St Martin by Looe was the mother church of the town of East Looe. By the 1800s East Looe had long been hived off, leaving St Martin as a small rural parish in east Cornwall, where farming employed almost 90 per cent of its men.

Only two of the five St Martin by Looe children in the database have been traced into their 40s. The first was Thomas Hill Roseveare, son of William Roseveare, a farmer at Treveria in the parish. However, Thomas left the farm in his teens to be apprenticed as a millwright at the Roseland saw mills in Menheniot. His father then also gave up farming in the 1870s, taking his family, including Thomas, to Barrow in Furness in north-west England. William became a railway porter, while Thomas used his training to find work as a millwright and then a fitter. Meanwhile, two brothers got jobs as coach and wagon builders. The family’s transition from agriculture to manufacturing and industry was complete.

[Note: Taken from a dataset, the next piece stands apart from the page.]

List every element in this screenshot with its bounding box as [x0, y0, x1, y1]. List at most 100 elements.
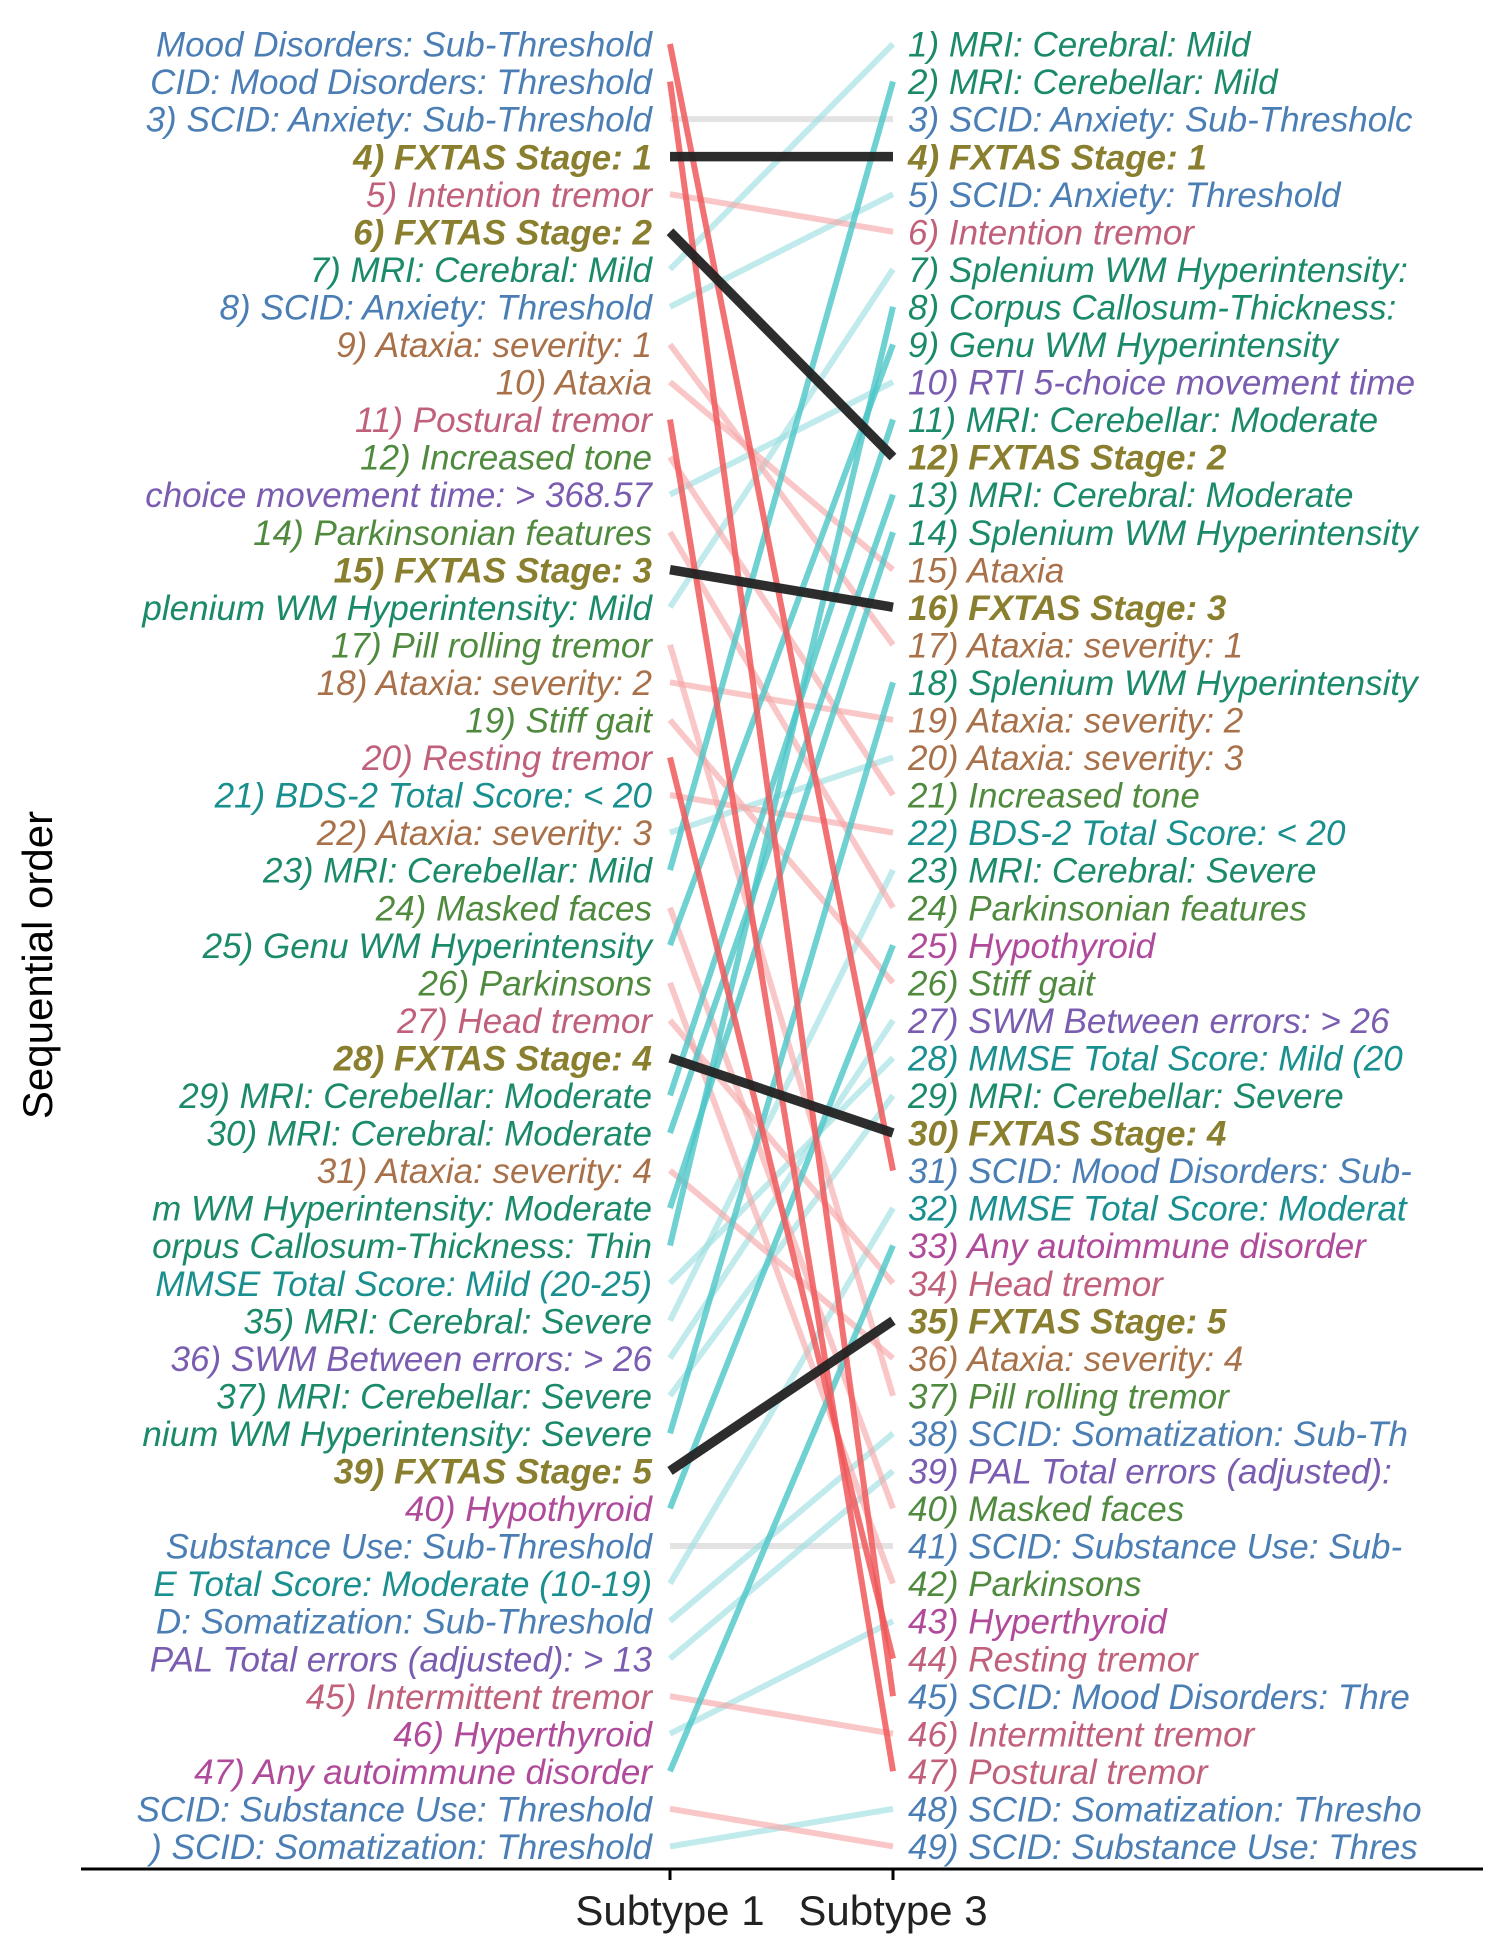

Not that agriculture was suffering too badly in south-east Cornwall when compared to the rest of Britain. The Royal Commission on Agriculture of 1882 was a response to the growing cries from landlords and farmers alarmed by the fall in grain prices triggered by the import of cheap grain. Yet it found that farms in this neighbourhood were doing relatively well with little sign of crisis. Bankruptcies were only five per cent higher than the mid-century average and there had been no distraints for non-payment of rent (although rents had generally been reduced by 10 to 20 per cent). In addition, none of the farms in the district, normally let on 14 year leases, remained unlet.
The second St Martin by Looe case was Elizabeth Jane Cook. Her father Richard farmed 65 acres of land among the steep hills and valleys near the coast. Elizabeth, like three of her sisters, remained unmarried into middle age helping her parents on the farm.